Playing aggressively, Chip quickly knocked off the first two points with sharp volleys, but then he netted a low return and, on the next point, got involved in a baseline rally that he lost. He won the next point, and now he could wrap up the match. He breathed deeply as he prepared to serve and, taking his time, carefully hit the ball down the middle, hoping to nick the service line. He was wide. On his second serve, Chip was startled to see his opponent take a couple of steps forward and catch the ball early. The return, powerful and flat, headed for the corner of the deuce court. And Chip's opponent was following the shot to the net. All of this happened, of course, in a second, but later it seemed to Chip as if time had slowed almost to the point of stopping. He remembered moving to his right and realizing that he could get to the ball, but to do so would mean hitting it off the wrong leg, his right one, and then trying to scramble back to the middle of the court. He knew his knee wouldn't let him do it.

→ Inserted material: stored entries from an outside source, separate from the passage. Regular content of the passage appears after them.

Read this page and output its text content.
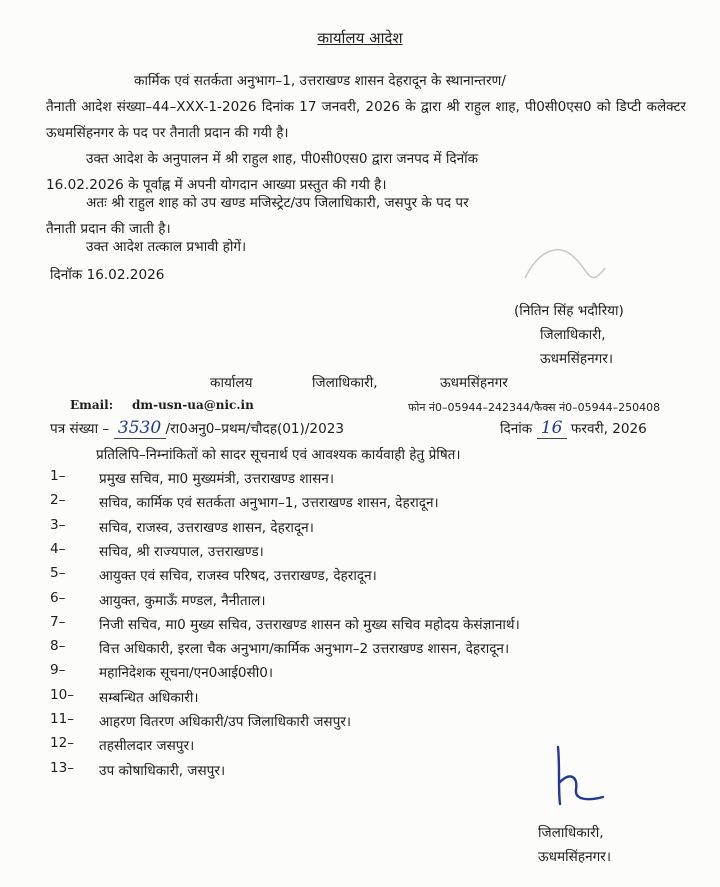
कार्यालय आदेश
कार्मिक एवं सतर्कता अनुभाग–1, उत्तराखण्ड शासन देहरादून के स्थानान्तरण/
तैनाती आदेश संख्या–44–XXX-1-2026 दिनांक 17 जनवरी, 2026 के द्वारा श्री राहुल शाह, पी0सी0एस0 को डिप्टी कलेक्टर ऊधमसिंहनगर के पद पर तैनाती प्रदान की गयी है।
उक्त आदेश के अनुपालन में श्री राहुल शाह, पी0सी0एस0 द्वारा जनपद में दिनॉक
16.02.2026 के पूर्वाह्न में अपनी योगदान आख्या प्रस्तुत की गयी है।
अतः श्री राहुल शाह को उप खण्ड मजिस्ट्रेट/उप जिलाधिकारी, जसपुर के पद पर
तैनाती प्रदान की जाती है।
उक्त आदेश तत्काल प्रभावी होगें।
दिनॉक 16.02.2026
(नितिन सिंह भदौरिया)
जिलाधिकारी,
ऊधमसिंहनगर।
कार्यालय	जिलाधिकारी,	ऊधमसिंहनगर
Email: dm-usn-ua@nic.in	फोन नं0–05944–242344/फैक्स नं0–05944–250408
पत्र संख्या – 3530 /रा0अनु0–प्रथम/चौदह(01)/2023	दिनांक 16 फरवरी, 2026
प्रतिलिपि–निम्नांकितों को सादर सूचनार्थ एवं आवश्यक कार्यवाही हेतु प्रेषित।
1– प्रमुख सचिव, मा0 मुख्यमंत्री, उत्तराखण्ड शासन।
2– सचिव, कार्मिक एवं सतर्कता अनुभाग–1, उत्तराखण्ड शासन, देहरादून।
3– सचिव, राजस्व, उत्तराखण्ड शासन, देहरादून।
4– सचिव, श्री राज्यपाल, उत्तराखण्ड।
5– आयुक्त एवं सचिव, राजस्व परिषद, उत्तराखण्ड, देहरादून।
6– आयुक्त, कुमाऊँ मण्डल, नैनीताल।
7– निजी सचिव, मा0 मुख्य सचिव, उत्तराखण्ड शासन को मुख्य सचिव महोदय केसंज्ञानार्थ।
8– वित्त अधिकारी, इरला चैक अनुभाग/कार्मिक अनुभाग–2 उत्तराखण्ड शासन, देहरादून।
9– महानिदेशक सूचना/एन0आई0सी0।
10– सम्बन्धित अधिकारी।
11– आहरण वितरण अधिकारी/उप जिलाधिकारी जसपुर।
12– तहसीलदार जसपुर।
13– उप कोषाधिकारी, जसपुर।
जिलाधिकारी,
ऊधमसिंहनगर।
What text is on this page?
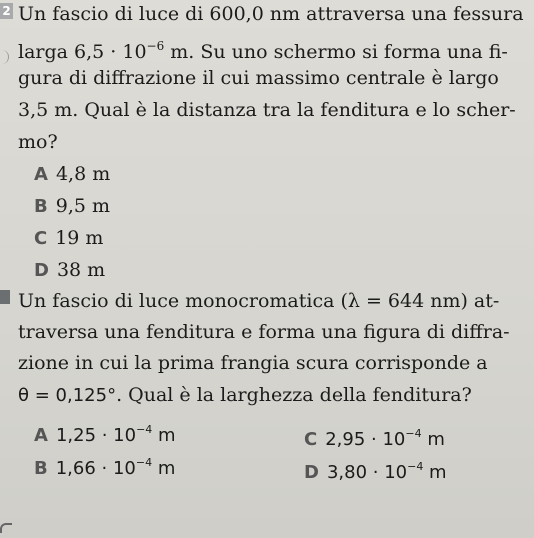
2 Un fascio di luce di 600,0 nm attraversa una fessura
larga $6,5 \cdot 10^{-6}$ m. Su uno schermo si forma una fi-
gura di diffrazione il cui massimo centrale è largo
3,5 m. Qual è la distanza tra la fenditura e lo scher-
mo?
A 4,8 m
B 9,5 m
C 19 m
D 38 m
Un fascio di luce monocromatica (λ = 644 nm) at-
traversa una fenditura e forma una figura di diffra-
zione in cui la prima frangia scura corrisponde a
θ = 0,125°. Qual è la larghezza della fenditura?
A $1,25 \cdot 10^{-4}$ m	C $2,95 \cdot 10^{-4}$ m
B $1,66 \cdot 10^{-4}$ m	D $3,80 \cdot 10^{-4}$ m
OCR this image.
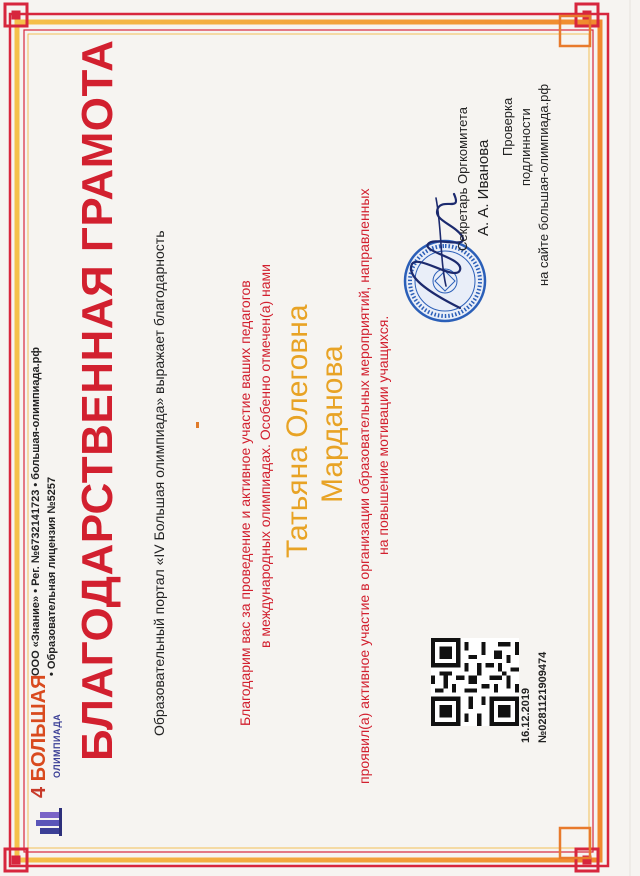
4 БОЛЬШАЯ ОЛИМПИАДА
ООО «Знание» • Рег. №6732141723 • большая-олимпиада.рф • Образовательная лицензия №5257 БЛАГОДАРСТВЕННАЯ ГРАМОТА Образовательный портал «IV Большая олимпиада» выражает благодарность	Благодарим вас за проведение и активное участие ваших педагогов в международных олимпиадах. Особенно отмечен(а) нами Татьяна Олеговна Марданова проявил(а) активное участие в организации образовательных мероприятий, направленных на повышение мотивации учащихся.
16.12.2019 №0281121909474
Секретарь Оргкомитета А. А. Иванова
Проверка подлинности на сайте большая-олимпиада.рф
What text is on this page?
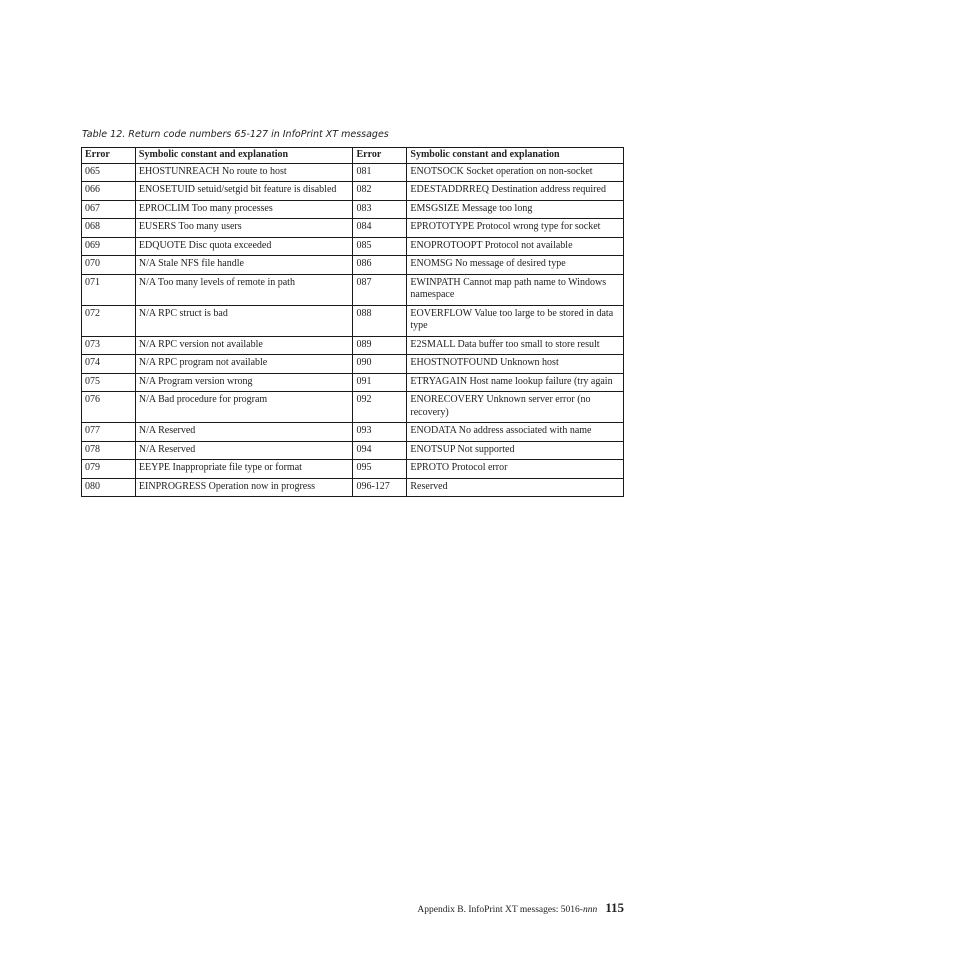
Table 12. Return code numbers 65-127 in InfoPrint XT messages
Error	Symbolic constant and explanation	Error	Symbolic constant and explanation
065	EHOSTUNREACH No route to host	081	ENOTSOCK Socket operation on non-socket
066	ENOSETUID setuid/setgid bit feature is disabled	082	EDESTADDRREQ Destination address required
067	EPROCLIM Too many processes	083	EMSGSIZE Message too long
068	EUSERS Too many users	084	EPROTOTYPE Protocol wrong type for socket
069	EDQUOTE Disc quota exceeded	085	ENOPROTOOPT Protocol not available
070	N/A Stale NFS file handle	086	ENOMSG No message of desired type
071	N/A Too many levels of remote in path	087	EWINPATH Cannot map path name to Windows namespace
072	N/A RPC struct is bad	088	EOVERFLOW Value too large to be stored in data type
073	N/A RPC version not available	089	E2SMALL Data buffer too small to store result
074	N/A RPC program not available	090	EHOSTNOTFOUND Unknown host
075	N/A Program version wrong	091	ETRYAGAIN Host name lookup failure (try again
076	N/A Bad procedure for program	092	ENORECOVERY Unknown server error (no recovery)
077	N/A Reserved	093	ENODATA No address associated with name
078	N/A Reserved	094	ENOTSUP Not supported
079	EEYPE Inappropriate file type or format	095	EPROTO Protocol error
080	EINPROGRESS Operation now in progress	096-127	Reserved
Appendix B. InfoPrint XT messages: 5016-nnn 115
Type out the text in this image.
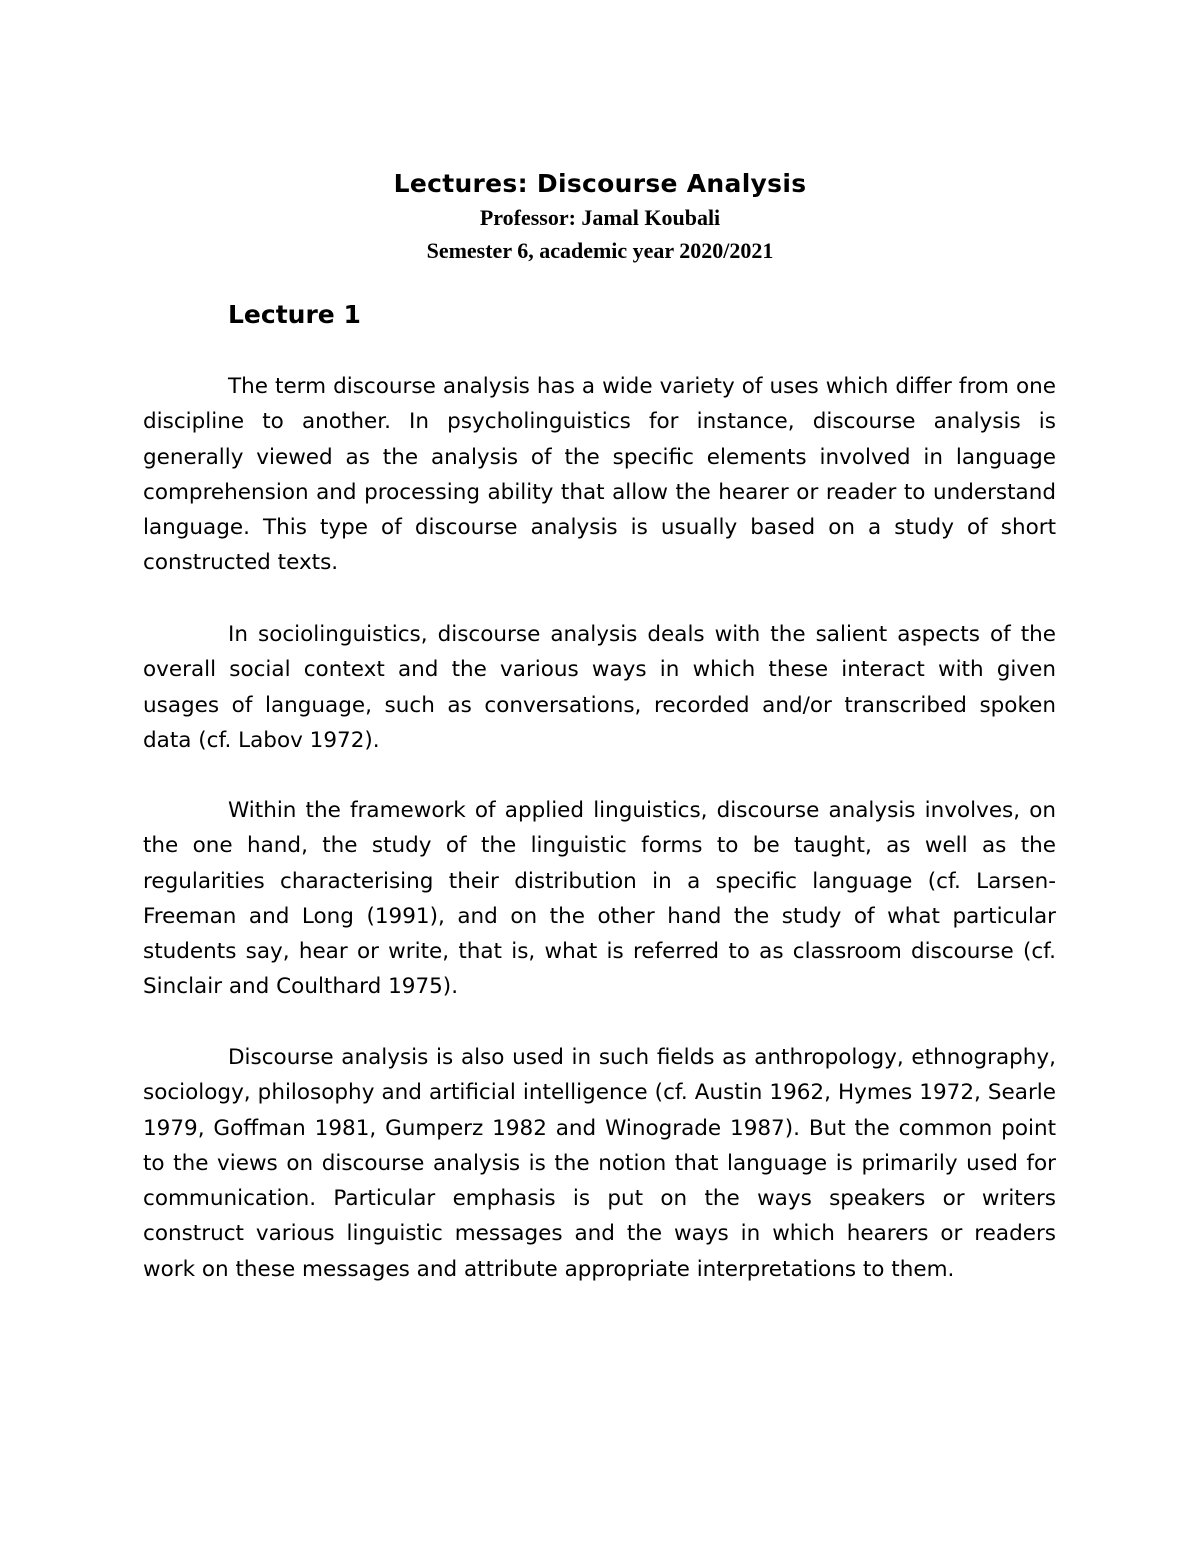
Lectures: Discourse Analysis
Professor: Jamal Koubali
Semester 6, academic year 2020/2021
Lecture 1

The term discourse analysis has a wide variety of uses which differ from one discipline to another. In psycholinguistics for instance, discourse analysis is generally viewed as the analysis of the specific elements involved in language comprehension and processing ability that allow the hearer or reader to understand language. This type of discourse analysis is usually based on a study of short constructed texts.

In sociolinguistics, discourse analysis deals with the salient aspects of the overall social context and the various ways in which these interact with given usages of language, such as conversations, recorded and/or transcribed spoken data (cf. Labov 1972).

Within the framework of applied linguistics, discourse analysis involves, on the one hand, the study of the linguistic forms to be taught, as well as the regularities characterising their distribution in a specific language (cf. Larsen-Freeman and Long (1991), and on the other hand the study of what particular students say, hear or write, that is, what is referred to as classroom discourse (cf. Sinclair and Coulthard 1975).

Discourse analysis is also used in such fields as anthropology, ethnography, sociology, philosophy and artificial intelligence (cf. Austin 1962, Hymes 1972, Searle 1979, Goffman 1981, Gumperz 1982 and Winograde 1987). But the common point to the views on discourse analysis is the notion that language is primarily used for communication. Particular emphasis is put on the ways speakers or writers construct various linguistic messages and the ways in which hearers or readers work on these messages and attribute appropriate interpretations to them.
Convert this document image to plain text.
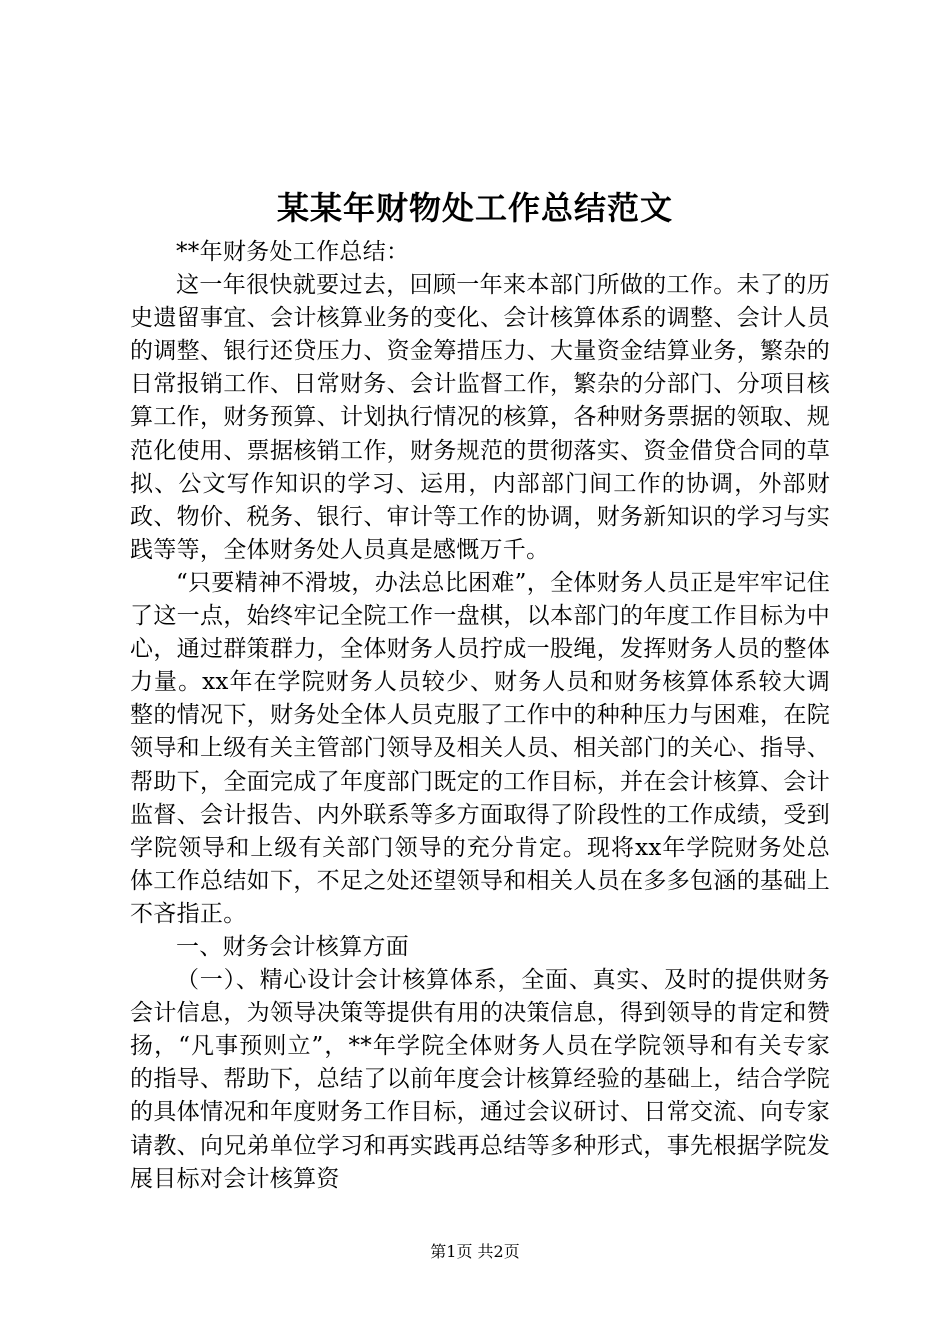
某某年财物处工作总结范文

**年财务处工作总结：

这一年很快就要过去，回顾一年来本部门所做的工作。未了的历史遗留事宜、会计核算业务的变化、会计核算体系的调整、会计人员的调整、银行还贷压力、资金筹措压力、大量资金结算业务，繁杂的日常报销工作、日常财务、会计监督工作，繁杂的分部门、分项目核算工作，财务预算、计划执行情况的核算，各种财务票据的领取、规范化使用、票据核销工作，财务规范的贯彻落实、资金借贷合同的草拟、公文写作知识的学习、运用，内部部门间工作的协调，外部财政、物价、税务、银行、审计等工作的协调，财务新知识的学习与实践等等，全体财务处人员真是感慨万千。

“只要精神不滑坡，办法总比困难”，全体财务人员正是牢牢记住了这一点，始终牢记全院工作一盘棋，以本部门的年度工作目标为中心，通过群策群力，全体财务人员拧成一股绳，发挥财务人员的整体力量。xx年在学院财务人员较少、财务人员和财务核算体系较大调整的情况下，财务处全体人员克服了工作中的种种压力与困难，在院领导和上级有关主管部门领导及相关人员、相关部门的关心、指导、帮助下，全面完成了年度部门既定的工作目标，并在会计核算、会计监督、会计报告、内外联系等多方面取得了阶段性的工作成绩，受到学院领导和上级有关部门领导的充分肯定。现将xx年学院财务处总体工作总结如下，不足之处还望领导和相关人员在多多包涵的基础上不吝指正。

一、财务会计核算方面

（一）、精心设计会计核算体系，全面、真实、及时的提供财务会计信息，为领导决策等提供有用的决策信息，得到领导的肯定和赞扬，“凡事预则立”，**年学院全体财务人员在学院领导和有关专家的指导、帮助下，总结了以前年度会计核算经验的基础上，结合学院的具体情况和年度财务工作目标，通过会议研讨、日常交流、向专家请教、向兄弟单位学习和再实践再总结等多种形式，事先根据学院发展目标对会计核算资

第1页 共2页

As he went for the ball, all sorts of things flashed through his mind. Or maybe they really didn't, maybe he had been thinking of this moment for a long time, because he had changed. The shot was close, right on the edge of the sideline, in fact, and Chip did the only thing he could, because he had been up this road before and back down, and now he was going up it for the last time. His father, and anyone else who played the game the way you had to play it, would understand. In a loud and clear voice, Chip yelled, "Out!"